Mr Dulger, wind power generators are making record profits, expensive energy is driving toilet paper manufacturers and shoe retailers into bankruptcy. How is our economy doing?

The situation is tense, but we remain optimistic. German companies are traditionally high-performing and innovative. We have a differentiated situation: Some companies are doing well, like my own – others are struggling. That’s why we see more and more companies running out of breath because of the very high energy costs. Or craftsmen and hotels that just don’t keep going because it doesn’t pay off. That worries me a lot.

Is this now a dry spell or is it the beginning of a serious crisis?

We must not lull ourselves into a false sense of security. More storm clouds gather every day. So I’m not ruling out a recession. There is a real danger that structures will collapse that cannot easily be restored.

In what way?

The success of our economy is essentially based on the interaction of a wide range of added value in Germany as a business location, from basic chemicals and steel production to special glass production and mechanical engineering to crafts and services.
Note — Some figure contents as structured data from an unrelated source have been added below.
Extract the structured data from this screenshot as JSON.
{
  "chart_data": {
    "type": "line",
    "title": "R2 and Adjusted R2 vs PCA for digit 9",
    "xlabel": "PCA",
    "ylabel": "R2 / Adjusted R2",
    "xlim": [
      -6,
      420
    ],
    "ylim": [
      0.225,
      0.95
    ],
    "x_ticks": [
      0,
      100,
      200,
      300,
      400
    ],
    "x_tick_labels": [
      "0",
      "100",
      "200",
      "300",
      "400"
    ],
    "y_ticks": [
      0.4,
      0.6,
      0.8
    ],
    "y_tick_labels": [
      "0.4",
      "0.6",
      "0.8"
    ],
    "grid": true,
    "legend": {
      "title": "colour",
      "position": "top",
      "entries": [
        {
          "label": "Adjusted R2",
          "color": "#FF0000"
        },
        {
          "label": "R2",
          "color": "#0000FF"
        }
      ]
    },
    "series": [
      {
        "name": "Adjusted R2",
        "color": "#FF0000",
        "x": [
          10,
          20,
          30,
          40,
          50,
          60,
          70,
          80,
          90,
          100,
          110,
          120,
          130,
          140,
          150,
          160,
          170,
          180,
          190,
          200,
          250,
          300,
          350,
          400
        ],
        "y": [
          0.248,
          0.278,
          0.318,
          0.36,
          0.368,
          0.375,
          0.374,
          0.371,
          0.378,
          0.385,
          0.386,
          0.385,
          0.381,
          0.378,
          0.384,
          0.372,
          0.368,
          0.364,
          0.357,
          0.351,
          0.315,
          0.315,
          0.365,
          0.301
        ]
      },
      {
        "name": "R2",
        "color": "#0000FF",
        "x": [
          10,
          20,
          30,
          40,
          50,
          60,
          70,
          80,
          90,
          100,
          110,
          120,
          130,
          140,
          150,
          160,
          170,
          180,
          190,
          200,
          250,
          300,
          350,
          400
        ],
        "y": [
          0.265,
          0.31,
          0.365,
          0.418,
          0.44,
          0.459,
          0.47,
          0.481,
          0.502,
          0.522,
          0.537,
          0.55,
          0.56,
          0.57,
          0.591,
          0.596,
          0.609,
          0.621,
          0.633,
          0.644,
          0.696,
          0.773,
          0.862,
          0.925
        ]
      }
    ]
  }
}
If individual building blocks break out, for example due to relocation to countries with lower energy costs, then this can very easily cause us permanent damage.

Do you think the traffic light government is on the right track with the recently agreed relief package?

It was irritating what the coalition announced at the first attempt: How could it happen that people were discussing relief for 22 hours and then completely forgot about medium-sized companies, the backbone of our German economy? I am pleased that the Federal Minister of Economics now wants to make improvements – also with targeted crisis aid for medium-sized companies. But the first attempt failed. This traffic light government simply has to internalize this one principle: If we have a strong economy, then we also have a strong country.